Subject: Re: Panic: MMU fault :(
To: None <J.D.Coleman@newcastle.ac.uk>
From: maximum entropy <entropy@zippy.bernstein.com>
List: port-atari
Date: 01/05/1998 16:40:51
>From: Julian Coleman <J.D.Coleman@newcastle.ac.uk>
>
>maximum entropy wrote:
>
>> The leonardo read/write code is actually faulty, but for another
>> reason.  I took some shortcuts with bus space handles to generate
>> virtual addresses.  The shortcuts I took work correctly (for now) but
>> are clearly wrong because my code has no business "knowing" what these
>> handles mean.  See the recent discussion on tech-kern.
>
>Ar!  I understand why uimove() is bad.  However, I've now got more
>questions :)  Why use bus_space_read_multi_1()?  Shouldn't it use
>bus_space_read_region_1() or am I missing something else that is obvious?

It doesn't really matter which bus_space_*() function is used; the
same problems are present in any case.  The bus_space_read_region_1()
function could certainly be used to move data from the card to a
temporary buffer in kernel VM space.  A call to uiomove() could then
copy from this buffer to the user-requested target in user or kernel
space as designated in the struct uio constructed for the read call.
But this requires copying the same data twice, which is inefficient.

>And, presuambly, length could be up to the size of the memory on the card,
>so you'd want to do many read/writes to and from buf until you'd read/written
>enough.  Or, should you just define a maximum size to read/write and leave
>it up to the user process to iterate over the address space if it wants?
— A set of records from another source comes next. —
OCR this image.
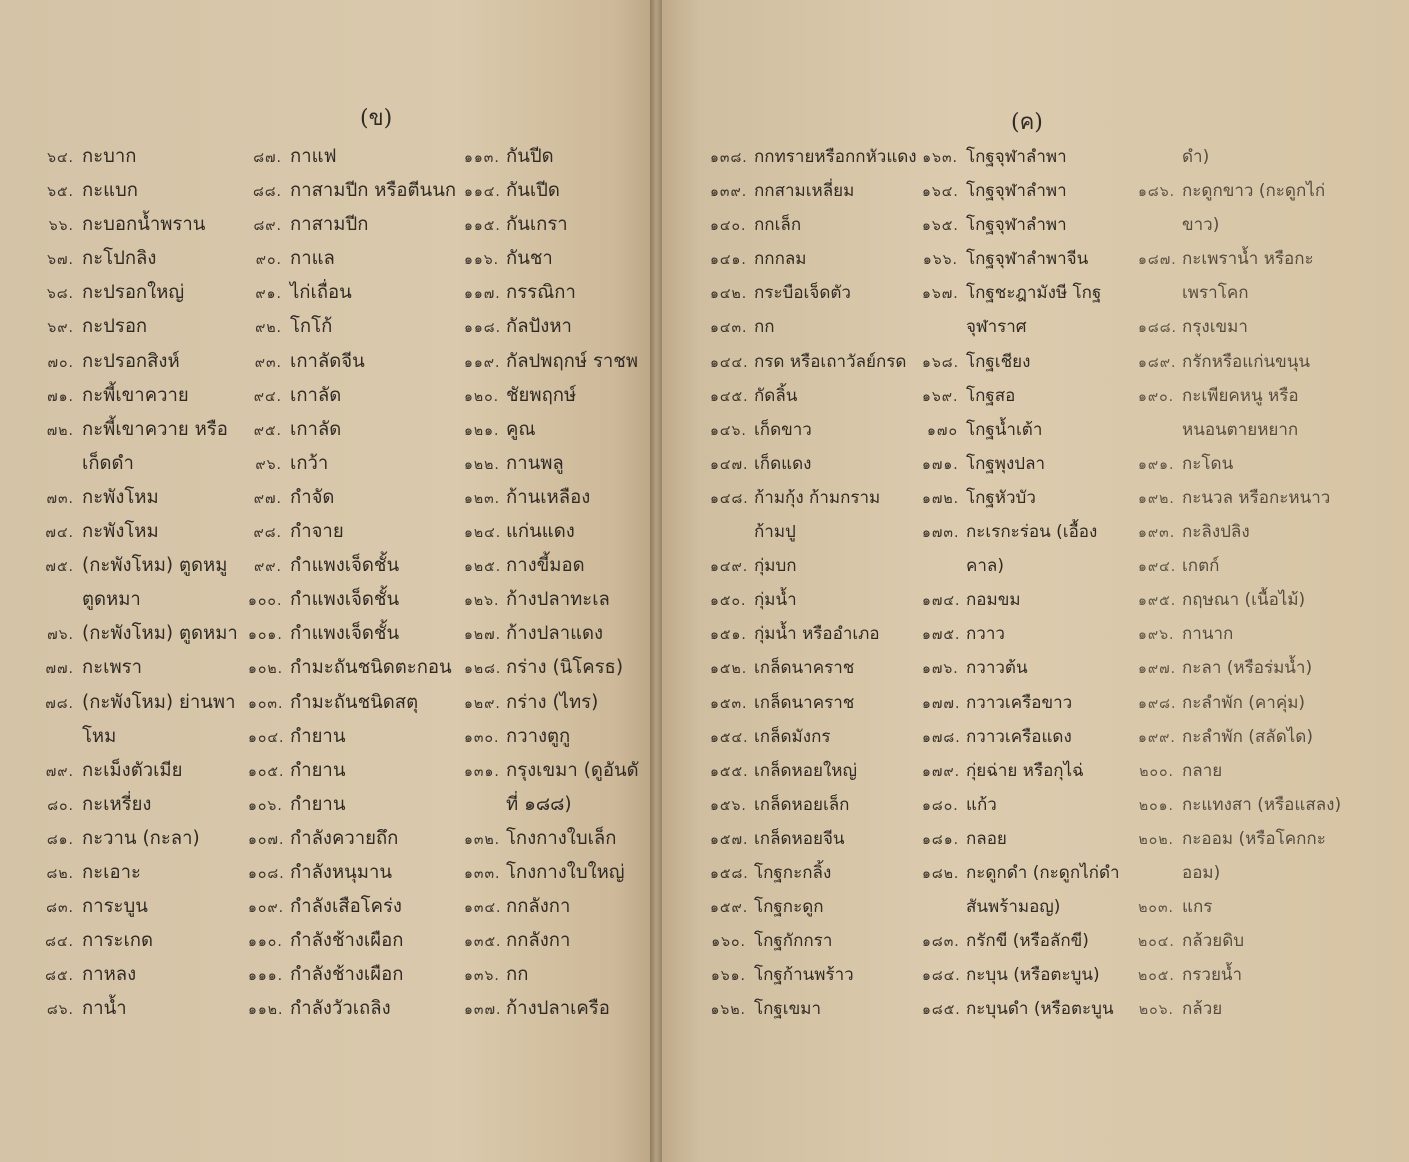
(ข)
๖๔. กะบาก
๖๕. กะแบก
๖๖. กะบอกน้ำพราน
๖๗. กะโปกลิง
๖๘. กะปรอกใหญ่
๖๙. กะปรอก
๗๐. กะปรอกสิงห์
๗๑. กะพี้เขาควาย
๗๒. กะพี้เขาควาย หรือ
เก็ดดำ
๗๓. กะพังโหม
๗๔. กะพังโหม
๗๕. (กะพังโหม) ตูดหมู
ตูดหมา
๗๖. (กะพังโหม) ตูดหมา
๗๗. กะเพรา
๗๘. (กะพังโหม) ย่านพา
โหม
๗๙. กะเม็งตัวเมีย
๘๐. กะเหรี่ยง
๘๑. กะวาน (กะลา)
๘๒. กะเอาะ
๘๓. การะบูน
๘๔. การะเกด
๘๕. กาหลง
๘๖. กาน้ำ
๘๗. กาแฟ
๘๘. กาสามปีก หรือตีนนก
๘๙. กาสามปีก
๙๐. กาแล
๙๑. ไก่เถื่อน
๙๒. โกโก้
๙๓. เกาลัดจีน
๙๔. เกาลัด
๙๕. เกาลัด
๙๖. เกว้า
๙๗. กำจัด
๙๘. กำจาย
๙๙. กำแพงเจ็ดชั้น
๑๐๐. กำแพงเจ็ดชั้น
๑๐๑. กำแพงเจ็ดชั้น
๑๐๒. กำมะถันชนิดตะกอน
๑๐๓. กำมะถันชนิดสตุ
๑๐๔. กำยาน
๑๐๕. กำยาน
๑๐๖. กำยาน
๑๐๗. กำลังควายถึก
๑๐๘. กำลังหนุมาน
๑๐๙. กำลังเสือโคร่ง
๑๑๐. กำลังช้างเผือก
๑๑๑. กำลังช้างเผือก
๑๑๒. กำลังวัวเถลิง
๑๑๓. กันปีด
๑๑๔. กันเปีด
๑๑๕. กันเกรา
๑๑๖. กันชา
๑๑๗. กรรณิกา
๑๑๘. กัลปังหา
๑๑๙. กัลปพฤกษ์ ราชพ
๑๒๐. ชัยพฤกษ์
๑๒๑. คูณ
๑๒๒. กานพลู
๑๒๓. ก้านเหลือง
๑๒๔. แก่นแดง
๑๒๕. กางขี้มอด
๑๒๖. ก้างปลาทะเล
๑๒๗. ก้างปลาแดง
๑๒๘. กร่าง (นิโครธ)
๑๒๙. กร่าง (ไทร)
๑๓๐. กวางตูกู
๑๓๑. กรุงเขมา (ดูอันดั
ที่ ๑๘๘)
๑๓๒. โกงกางใบเล็ก
๑๓๓. โกงกางใบใหญ่
๑๓๔. กกลังกา
๑๓๕. กกลังกา
๑๓๖. กก
๑๓๗. ก้างปลาเครือ
(ค)
๑๓๘. กกทรายหรือกกหัวแดง
๑๓๙. กกสามเหลี่ยม
๑๔๐. กกเล็ก
๑๔๑. กกกลม
๑๔๒. กระบือเจ็ดตัว
๑๔๓. กก
๑๔๔. กรด หรือเถาวัลย์กรด
๑๔๕. กัดลิ้น
๑๔๖. เก็ดขาว
๑๔๗. เก็ดแดง
๑๔๘. ก้ามกุ้ง ก้ามกราม
ก้ามปู
๑๔๙. กุ่มบก
๑๕๐. กุ่มน้ำ
๑๕๑. กุ่มน้ำ หรืออำเภอ
๑๕๒. เกล็ดนาคราช
๑๕๓. เกล็ดนาคราช
๑๕๔. เกล็ดมังกร
๑๕๕. เกล็ดหอยใหญ่
๑๕๖. เกล็ดหอยเล็ก
๑๕๗. เกล็ดหอยจีน
๑๕๘. โกฐกะกลิ้ง
๑๕๙. โกฐกะดูก
๑๖๐. โกฐกักกรา
๑๖๑. โกฐก้านพร้าว
๑๖๒. โกฐเขมา
๑๖๓. โกฐจุฬาลำพา
๑๖๔. โกฐจุฬาลำพา
๑๖๕. โกฐจุฬาลำพา
๑๖๖. โกฐจุฬาลำพาจีน
๑๖๗. โกฐชะฎามังษี โกฐ
จุฬาราศ
๑๖๘. โกฐเชียง
๑๖๙. โกฐสอ
๑๗๐ โกฐน้ำเต้า
๑๗๑. โกฐพุงปลา
๑๗๒. โกฐหัวบัว
๑๗๓. กะเรกะร่อน (เอื้อง
คาล)
๑๗๔. กอมขม
๑๗๕. กวาว
๑๗๖. กวาวต้น
๑๗๗. กวาวเครือขาว
๑๗๘. กวาวเครือแดง
๑๗๙. กุ่ยฉ่าย หรือกุไฉ่
๑๘๐. แก้ว
๑๘๑. กลอย
๑๘๒. กะดูกดำ (กะดูกไก่ดำ
สันพร้ามอญ)
๑๘๓. กรักขี (หรือลักขี)
๑๘๔. กะบุน (หรือตะบูน)
๑๘๕. กะบุนดำ (หรือตะบูน
ดำ)
๑๘๖. กะดูกขาว (กะดูกไก่
ขาว)
๑๘๗. กะเพราน้ำ หรือกะ
เพราโคก
๑๘๘. กรุงเขมา
๑๘๙. กรักหรือแก่นขนุน
๑๙๐. กะเพียคหนู หรือ
หนอนตายหยาก
๑๙๑. กะโดน
๑๙๒. กะนวล หรือกะหนาว
๑๙๓. กะลิงปลิง
๑๙๔. เกตก์
๑๙๕. กฤษณา (เนื้อไม้)
๑๙๖. กานาก
๑๙๗. กะลา (หรือร่มน้ำ)
๑๙๘. กะลำพัก (คาคุ่ม)
๑๙๙. กะลำพัก (สลัดได)
๒๐๐. กลาย
๒๐๑. กะแทงสา (หรือแสลง)
๒๐๒. กะออม (หรือโคกกะ
ออม)
๒๐๓. แกร
๒๐๔. กล้วยดิบ
๒๐๕. กรวยน้ำ
๒๐๖. กล้วย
It would be more efficient to execute the entire requested read or
write if possible.  Artificially limiting the length would mean more
entries to the kernel from the user program, to accomplish the same
result.  Most device drivers simply compute the user-requested length,
and the actual space left until "end of device", then use the smaller
of the two as the length of the actual I/O to perform.

Cheers,
entropy

--
entropy -- it's not just a good idea, it's the second law.